Imagine we have two tables, creations and creation_metadata. id of creations table is foreign key of creation_metadata table. They should be one-to-one relation but actually, records in creations table might not have a corresponding row in creation_metadata table.
We want to fix this problem and also move some data from creations table to creation_metadata table.
Before continuing, let’s make the target clear. What we want is
- Avoid inserting with existing creation_id in target table.
- Update value for those existing ones.
UPSERT command lands on PostgreSQL!
What a wonderful thing when we need to deal with the problem above. Command looks like below.
INSERT INTO creation_metadata (creation_id, category) SELECT id, type FROM creations ON CONFLICT DO UPDATE SET category = EXCLUDED.type;
You can check the syntax here.
As you see, UPSERT in PostgreSQL is an extended clause for INSERT. Since “creation_id“ is unique in target table, insertion would fail for existing records and fall into ON CONFLICT clause. In the sample above, we do update for conflictions.
I’m afraid you cannot use UPSERT if your PostgreSQL is 9.4 or earlier. Good news is that there are approaches.
Let’s list the steps.
- Get those rows needs move.
- Update for existing ones.
- Lastly, insert new rows.
Use WITH query (Common Table Expression)
WITH query can help to get result that can be referenced in the main query. So we can still have a command to make the goal.
WITH creations_need_move AS ( SELECT id, type FROM creations WHERE type IS NOT NULL ), update_existing_metadata AS ( UPDATE creation_metadata (creation_id, category) SET category = source.type FROM creations_need_move source WHERE creation_id = source.id RETURNING creation_metadata.* ) INSERT INTO creation_metadata (creation_id, category) SELECT id, type FROM creations_need_move WHERE NOT EXISTING ( SELECT 1 FROM update_existing_metadata up WHERE up.creation_id = creations_need_move.id )
Another way is to define new function in PostgreSQL which gives a more straightforward point of view when reading the code.

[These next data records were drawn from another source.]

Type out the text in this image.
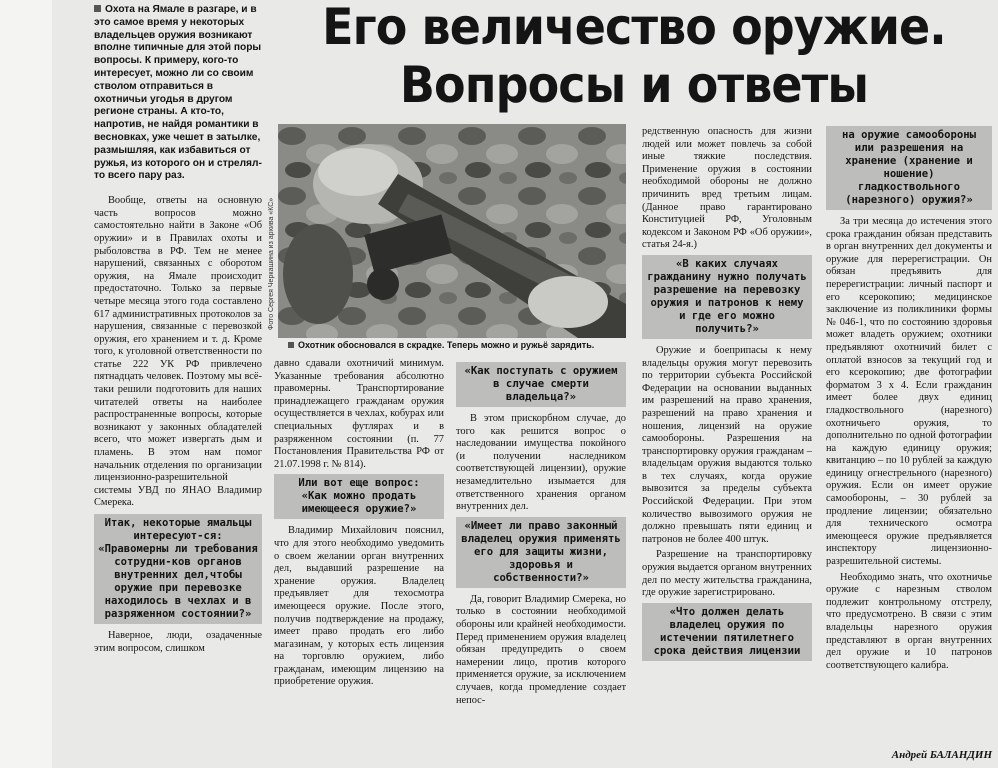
Его величество оружие.
Вопросы и ответы
Охота на Ямале в разгаре, и в это самое время у некоторых владельцев оружия возникают вполне типичные для этой поры вопросы. К примеру, кого-то интересует, можно ли со своим стволом отправиться в охотничьи угодья в другом регионе страны. А кто-то, напротив, не найдя романтики в весновках, уже чешет в затылке, размышляя, как избавиться от ружья, из которого он и стрелял-то всего пару раз.

Вообще, ответы на основную часть вопросов можно самостоятельно найти в Законе «Об оружии» и в Правилах охоты и рыболовства в РФ. Тем не менее нарушений, связанных с оборотом оружия, на Ямале происходит предостаточно. Только за первые четыре месяца этого года составлено 617 административных протоколов за нарушения, связанные с перевозкой оружия, его хранением и т. д. Кроме того, к уголовной ответственности по статье 222 УК РФ привлечено пятнадцать человек. Поэтому мы всё-таки решили подготовить для наших читателей ответы на наиболее распространенные вопросы, которые возникают у законных обладателей всего, что может извергать дым и пламень. В этом нам помог начальник отделения по организации лицензионно-разрешительной системы УВД по ЯНАО Владимир Смерека.

Итак, некоторые ямальцы интересуют-ся: «Правомерны ли требования сотрудни-ков органов внутренних дел,чтобы оружие при перевозке находилось в чехлах и в разряженном состоянии?»

Наверное, люди, озадаченные этим вопросом, слишком

Фото Сергея Черкашина из архива «КС»
Охотник обосновался в скрадке. Теперь можно и ружьё зарядить.

давно сдавали охотничий минимум. Указанные требования абсолютно правомерны. Транспортирование принадлежащего гражданам оружия осуществляется в чехлах, кобурах или специальных футлярах и в разряженном состоянии (п. 77 Постановления Правительства РФ от 21.07.1998 г. № 814).

Или вот еще вопрос:
«Как можно продать имеющееся оружие?»

Владимир Михайлович пояснил, что для этого необходимо уведомить о своем желании орган внутренних дел, выдавший разрешение на хранение оружия. Владелец предъявляет для техосмотра имеющееся оружие. После этого, получив подтверждение на продажу, имеет право продать его либо магазинам, у которых есть лицензия на торговлю оружием, либо гражданам, имеющим лицензию на приобретение оружия.

«Как поступать с оружием в случае смерти владельца?»

В этом прискорбном случае, до того как решится вопрос о наследовании имущества покойного (и получении наследником соответствующей лицензии), оружие незамедлительно изымается для ответственного хранения органом внутренних дел.

«Имеет ли право законный владелец оружия применять его для защиты жизни, здоровья и собственности?»

Да, говорит Владимир Смерека, но только в состоянии необходимой обороны или крайней необходимости. Перед применением оружия владелец обязан предупредить о своем намерении лицо, против которого применяется оружие, за исключением случаев, когда промедление создает непос-

редственную опасность для жизни людей или может повлечь за собой иные тяжкие последствия. Применение оружия в состоянии необходимой обороны не должно причинить вред третьим лицам. (Данное право гарантировано Конституцией РФ, Уголовным кодексом и Законом РФ «Об оружии», статья 24-я.)

«В каких случаях гражданину нужно получать разрешение на перевозку оружия и патронов к нему и где его можно получить?»

Оружие и боеприпасы к нему владельцы оружия могут перевозить по территории субъекта Российской Федерации на основании выданных им разрешений на право хранения, разрешений на право хранения и ношения, лицензий на оружие самообороны. Разрешения на транспортировку оружия гражданам – владельцам оружия выдаются только в тех случаях, когда оружие вывозится за пределы субъекта Российской Федерации. При этом количество вывозимого оружия не должно превышать пяти единиц и патронов не более 400 штук.

Разрешение на транспортировку оружия выдается органом внутренних дел по месту жительства гражданина, где оружие зарегистрировано.

«Что должен делать владелец оружия по истечении пятилетнего срока действия лицензии
на оружие самообороны или разрешения на хранение (хранение и ношение) гладкоствольного (нарезного) оружия?»

За три месяца до истечения этого срока гражданин обязан представить в орган внутренних дел документы и оружие для перерегистрации. Он обязан предъявить для перерегистрации: личный паспорт и его ксерокопию; медицинское заключение из поликлиники формы № 046-1, что по состоянию здоровья может владеть оружием; охотники предъявляют охотничий билет с оплатой взносов за текущий год и его ксерокопию; две фотографии форматом 3 х 4. Если гражданин имеет более двух единиц гладкоствольного (нарезного) охотничьего оружия, то дополнительно по одной фотографии на каждую единицу оружия; квитанцию – по 10 рублей за каждую единицу огнестрельного (нарезного) оружия. Если он имеет оружие самообороны, – 30 рублей за продление лицензии; обязательно для технического осмотра имеющееся оружие предъявляется инспектору лицензионно-разрешительной системы.

Необходимо знать, что охотничье оружие с нарезным стволом подлежит контрольному отстрелу, что предусмотрено. В связи с этим владельцы нарезного оружия представляют в орган внутренних дел оружие и 10 патронов соответствующего калибра.

Андрей БАЛАНДИН
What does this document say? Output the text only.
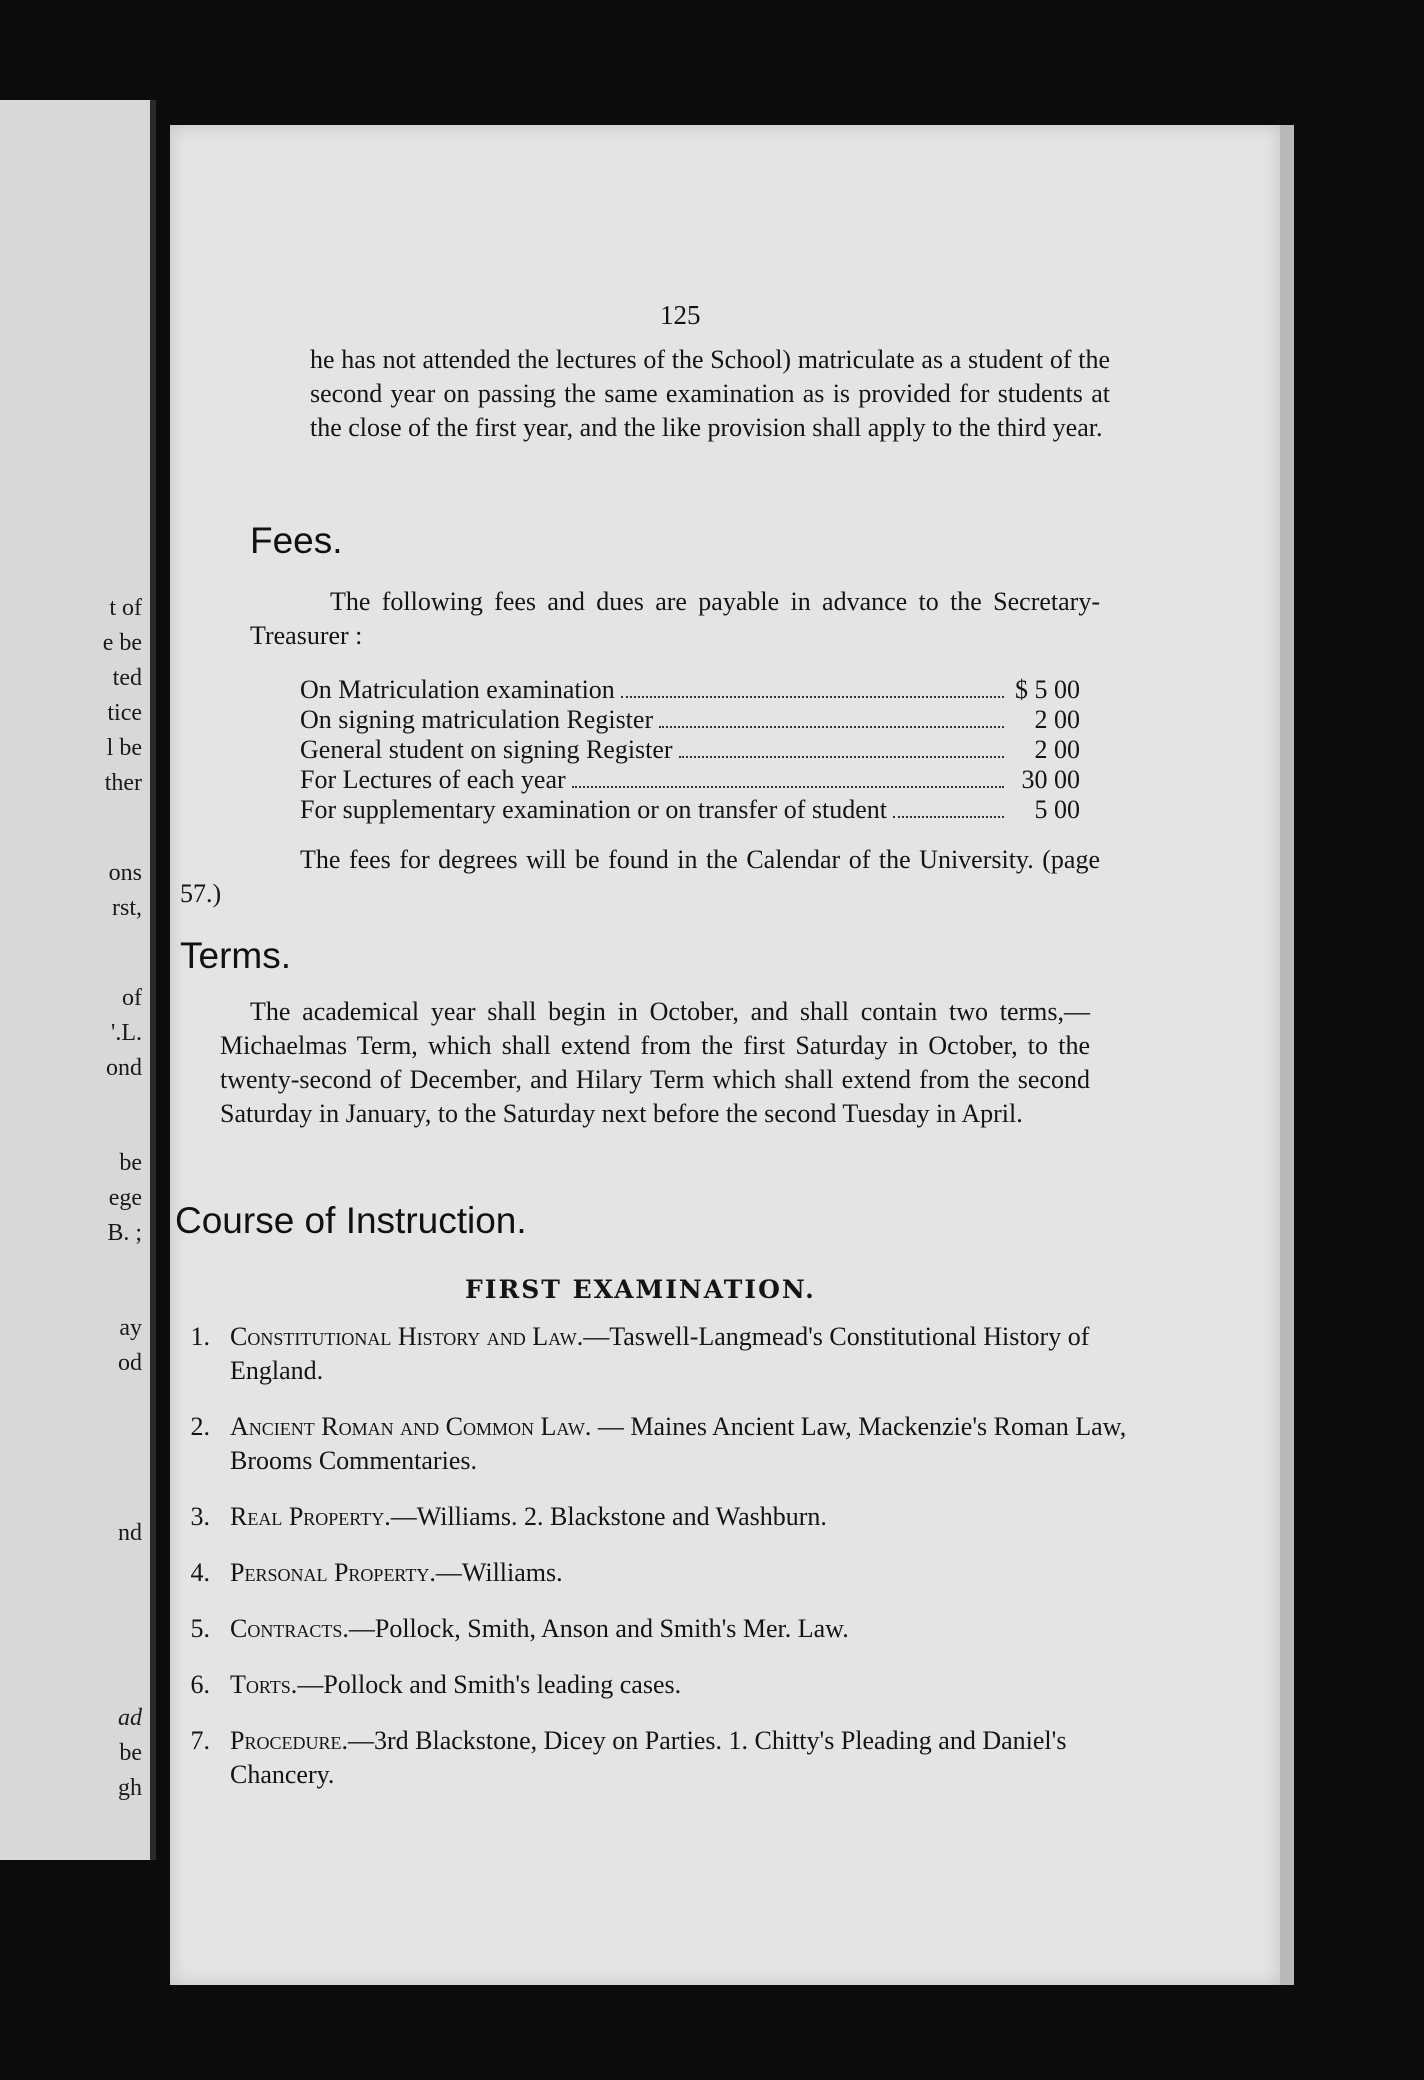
t of
e be
ted
tice
l be
ther
ons
rst,
of
'.L.
ond
be
ege
B. ;
ay
od
nd
ad
be
gh
125
he has not attended the lectures of the School) matriculate as a student of the second year on passing the same examination as is provided for students at the close of the first year, and the like provision shall apply to the third year.
Fees.
The following fees and dues are payable in advance to the Secretary-Treasurer :
On Matriculation examination	$ 5 00
On signing matriculation Register	2 00
General student on signing Register	2 00
For Lectures of each year	30 00
For supplementary examination or on transfer of student	5 00
The fees for degrees will be found in the Calendar of the University. (page 57.)
Terms.
The academical year shall begin in October, and shall contain two terms,—Michaelmas Term, which shall extend from the first Saturday in October, to the twenty-second of December, and Hilary Term which shall extend from the second Saturday in January, to the Saturday next before the second Tuesday in April.
Course of Instruction.
FIRST EXAMINATION.
1. Constitutional History and Law.—Taswell-Langmead's Constitutional History of England.
2. Ancient Roman and Common Law. — Maines Ancient Law, Mackenzie's Roman Law, Brooms Commentaries.
3. Real Property.—Williams. 2. Blackstone and Washburn.
4. Personal Property.—Williams.
5. Contracts.—Pollock, Smith, Anson and Smith's Mer. Law.
6. Torts.—Pollock and Smith's leading cases.
7. Procedure.—3rd Blackstone, Dicey on Parties. 1. Chitty's Pleading and Daniel's Chancery.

CREATE OR REPLACE FUNCTION upsert(target_id INT, type_value TEXT) RETURNS VOID AS $$ BEGIN -- Try update first UPDATE creation_metadata SET category = type_value WHERE creation_id = target_id; -- Return if UPDATE command runs successfully IF FOUND THEN RETURN; END IF; -- Since there's no record in creation_metada -- We then add new row with INSERT command INSERT INTO creation_metadata (creation_id, category) VALUES (target_id, type_value); END;co $$ LANGUAGE 'plpgsql'; SELECT upsert(id, type) FROM creations WHERE type IS NOT NULL
Relational database performs better when queries are straightforward. We also care about atomic operation and race condition during the process. Two approaches above do loops and this may make the performance worse. Further, they might overwrite the rows comes with new application code.
INSERT with LEFT JOIN
INSERT INTO creation_metadata (creation_id, category) SELECT creations.id, creations.type FROM creations LEFT JOIN creation_metadata ON creations.id = creation_metadata.creation_id WHERE creations.type IS NOT NULL AND creation_metadata.category IS NULL
The idea here is we actually want the result to be one-to-one relation among two tables and LEFT JOIN helps us to get the full results for it. Moreover, we can know which record has no relation in another table. The best part is this is a single query and only take effect ONCE!